BFMTV

Le numéro deux de la PJ de Lyon mis en examen

Le numéro deux de la police judiciaire de Lyon, Michel Neyret, mis en cause dans une affaire de corruption qualifiée de "séisme" par le ministre de l'Intérieur, devait être présenté dans la journée à un juge d'instruction parisien. /Photo d'archives/REUTE

Le numéro deux de la police judiciaire de Lyon, Michel Neyret, mis en cause dans une affaire de corruption qualifiée de "séisme" par le ministre de l'Intérieur, devait être présenté dans la journée à un juge d'instruction parisien. /Photo d'archives/REUTE - -

Le numéro deux de la police judiciaire de Lyon Michel Neyret a été mis en examen ce lundi dans l'enquête pour corruption et trafic d'influence qui secoue la police depuis plusieurs jours et a mis au jour un système de détournement de drogue pour rémunérer les indicateurs.

Après quatre jours de garde à vue, Michel Neyret, numéro deux de la police judiciaire de Lyon, doit désormais être présenté à un juge des libertés et de la détention qui décidera d'un éventuel placement en détention provisoire, requis par le parquet. "Cette mise en examen est logique. Michel Neyret a été constant dans ses déclarations", a déclaré l'un de ses avocats, Me Aurélie Sauvayre.

Si le parquet demande son placement en détention, comme c'est probable, un juge des libertés devra statuer. Cinq autres policiers lyonnais également arrêtés depuis jeudi et placés en garde à vue sont susceptibles d'être poursuivis.

Il s'agit du chef de la brigade de recherche et d'intervention (BRI, "anti-gang") de Lyon, de deux dirigeants de l'antenne de police de Grenoble et de deux membres de la brigade des stupéfiants.

Un débat judiciaire semble ouvert sur la nature exacte des faits reprochés à Michel Neyret et ses proches.
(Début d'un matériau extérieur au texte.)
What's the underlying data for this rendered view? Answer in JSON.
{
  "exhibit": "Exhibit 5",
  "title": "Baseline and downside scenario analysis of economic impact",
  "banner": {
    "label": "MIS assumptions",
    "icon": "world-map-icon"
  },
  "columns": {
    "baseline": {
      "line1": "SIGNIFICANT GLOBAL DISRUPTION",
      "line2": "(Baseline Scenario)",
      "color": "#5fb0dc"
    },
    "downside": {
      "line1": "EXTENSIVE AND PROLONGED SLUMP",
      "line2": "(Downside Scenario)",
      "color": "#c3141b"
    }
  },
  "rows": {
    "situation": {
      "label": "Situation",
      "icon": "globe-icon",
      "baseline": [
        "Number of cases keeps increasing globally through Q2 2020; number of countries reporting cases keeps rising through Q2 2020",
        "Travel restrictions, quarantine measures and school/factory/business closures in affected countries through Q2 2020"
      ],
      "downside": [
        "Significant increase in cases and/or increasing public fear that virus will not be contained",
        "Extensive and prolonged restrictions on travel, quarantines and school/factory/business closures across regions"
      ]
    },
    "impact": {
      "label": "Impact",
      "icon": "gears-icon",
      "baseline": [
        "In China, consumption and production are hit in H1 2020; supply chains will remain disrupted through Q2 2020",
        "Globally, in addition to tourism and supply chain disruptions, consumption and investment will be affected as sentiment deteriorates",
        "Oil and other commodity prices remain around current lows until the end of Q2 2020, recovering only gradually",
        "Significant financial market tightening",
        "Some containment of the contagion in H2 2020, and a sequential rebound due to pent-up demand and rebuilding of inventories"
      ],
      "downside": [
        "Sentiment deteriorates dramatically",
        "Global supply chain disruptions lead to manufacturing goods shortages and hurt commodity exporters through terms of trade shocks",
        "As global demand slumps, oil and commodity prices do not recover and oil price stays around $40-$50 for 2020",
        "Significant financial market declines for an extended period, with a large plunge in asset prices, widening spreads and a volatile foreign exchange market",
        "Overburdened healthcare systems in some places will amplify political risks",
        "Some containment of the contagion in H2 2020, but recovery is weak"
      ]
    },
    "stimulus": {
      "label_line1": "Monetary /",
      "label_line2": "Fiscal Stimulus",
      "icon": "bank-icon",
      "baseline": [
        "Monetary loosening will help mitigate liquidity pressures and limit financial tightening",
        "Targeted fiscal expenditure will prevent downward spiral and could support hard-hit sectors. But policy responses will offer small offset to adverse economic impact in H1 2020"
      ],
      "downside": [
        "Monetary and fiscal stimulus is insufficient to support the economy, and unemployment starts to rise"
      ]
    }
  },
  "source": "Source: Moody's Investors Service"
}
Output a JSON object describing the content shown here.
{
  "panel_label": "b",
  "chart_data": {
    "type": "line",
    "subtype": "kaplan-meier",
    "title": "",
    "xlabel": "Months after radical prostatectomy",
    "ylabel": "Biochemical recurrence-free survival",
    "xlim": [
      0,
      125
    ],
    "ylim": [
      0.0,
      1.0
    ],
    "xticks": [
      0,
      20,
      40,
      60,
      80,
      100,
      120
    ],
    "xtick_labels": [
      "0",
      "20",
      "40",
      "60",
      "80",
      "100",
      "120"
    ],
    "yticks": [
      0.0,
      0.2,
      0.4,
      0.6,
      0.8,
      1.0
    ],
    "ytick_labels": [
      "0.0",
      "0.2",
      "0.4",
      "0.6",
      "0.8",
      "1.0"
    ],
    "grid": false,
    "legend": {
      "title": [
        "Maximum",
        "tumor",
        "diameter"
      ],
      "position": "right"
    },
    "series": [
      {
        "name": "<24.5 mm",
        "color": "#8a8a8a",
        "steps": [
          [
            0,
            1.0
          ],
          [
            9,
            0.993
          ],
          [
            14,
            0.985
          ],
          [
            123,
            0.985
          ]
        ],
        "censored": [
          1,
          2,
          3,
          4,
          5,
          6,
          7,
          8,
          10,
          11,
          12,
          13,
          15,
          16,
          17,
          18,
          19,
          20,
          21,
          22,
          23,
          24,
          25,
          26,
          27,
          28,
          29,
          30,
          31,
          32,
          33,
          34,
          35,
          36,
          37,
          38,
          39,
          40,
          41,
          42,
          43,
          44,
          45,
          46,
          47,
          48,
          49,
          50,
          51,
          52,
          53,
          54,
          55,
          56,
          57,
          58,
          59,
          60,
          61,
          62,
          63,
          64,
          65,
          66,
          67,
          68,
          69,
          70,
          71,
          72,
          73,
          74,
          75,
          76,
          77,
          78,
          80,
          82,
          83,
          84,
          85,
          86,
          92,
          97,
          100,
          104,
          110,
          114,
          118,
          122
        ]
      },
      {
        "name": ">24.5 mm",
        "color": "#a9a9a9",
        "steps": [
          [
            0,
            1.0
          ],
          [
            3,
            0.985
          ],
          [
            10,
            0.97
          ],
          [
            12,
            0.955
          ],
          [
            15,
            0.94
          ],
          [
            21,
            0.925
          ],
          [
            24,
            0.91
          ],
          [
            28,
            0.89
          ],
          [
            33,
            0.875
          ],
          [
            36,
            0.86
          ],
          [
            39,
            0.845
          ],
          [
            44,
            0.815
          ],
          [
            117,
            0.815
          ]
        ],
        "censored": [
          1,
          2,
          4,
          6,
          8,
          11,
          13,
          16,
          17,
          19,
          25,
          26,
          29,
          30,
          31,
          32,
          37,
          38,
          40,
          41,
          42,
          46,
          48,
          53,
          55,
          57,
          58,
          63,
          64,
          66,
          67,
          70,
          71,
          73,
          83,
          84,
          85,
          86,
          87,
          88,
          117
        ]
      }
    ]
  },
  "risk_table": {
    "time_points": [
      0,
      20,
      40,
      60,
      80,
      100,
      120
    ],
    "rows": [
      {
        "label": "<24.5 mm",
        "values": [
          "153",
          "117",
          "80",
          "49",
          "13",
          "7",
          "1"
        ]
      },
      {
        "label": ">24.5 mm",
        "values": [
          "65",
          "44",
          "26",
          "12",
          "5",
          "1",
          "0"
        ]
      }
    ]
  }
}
Le policier, en poste depuis deux décennies à Lyon, parle selon son avocat de méthodes professionnelles destinées à conforter un réseau d'informateurs et d'indicateurs.

Une hypothèse d'enquête ouvre cependant la possibilité de pratiques différentes, plus proches de la corruption pure et simple et du profit personnel.

L'épouse de Michel Neyret a ainsi été mise en examen samedi pour "recel de corruption, de trafic d'influence et de vol, association de malfaiteurs", des chefs qui évoquent le bénéfice matériel de produits d'infractions.

Ecoutes téléphoniques

Michel Neyret serait confondu, selon l'accusation, par des écoutes téléphoniques menées initialement dans l'enquête sur un trafic international de stupéfiants où il est apparu fin 2010 et début 2011 dans des conversations avec des truands.

Une nouvelle information judiciaire confiée en mai sur cet aspect spécifique du dossier a permis de nouvelles écoutes téléphoniques qui seraient encore plus accablantes pour le policier lyonnais.

Elles laissent penser qu'il avait comme "pratique régulière" de puiser dans des stocks de cannabis saisis durant des enquêtes.

Il est question aussi de sommes offertes par des membres présumés du "milieu" lyonnais, notamment un montant de 30.000 euros pour des séjours à Marrakech (Maroc), et de prêt de voitures de luxe. Deux figures supposées du banditisme local ont été écrouées durant le week-end.

Ce dossier, de loin le plus grave dans la police depuis une quinzaine d'années en France, et qui touche de plus une figure respectée de la hiérarchie policière, très en vue dans les médias, a provoqué un choc dans l'exécutif.

Le ministre de l'Intérieur, Claude Guéant, a parlé dimanche de "terrible séisme pour la police nationale".

"Il va de soi que si les faits sont avérés, les sanctions seront immédiates", a-t-il dit sur BFM TV.

Cette affaire survient alors même que les gouvernements tentent depuis quelques années d'encadrer les pratiques des policiers avec leurs indicateurs.

Les syndicats de police et d'anciens responsables hiérarchiques ont déclaré que leur métier supposait des liens avec des personnes proches du banditisme. Les policiers doivent en principe depuis quelques années déclarer ces indicateurs ainsi que les rémunérations qui leur sont accordées.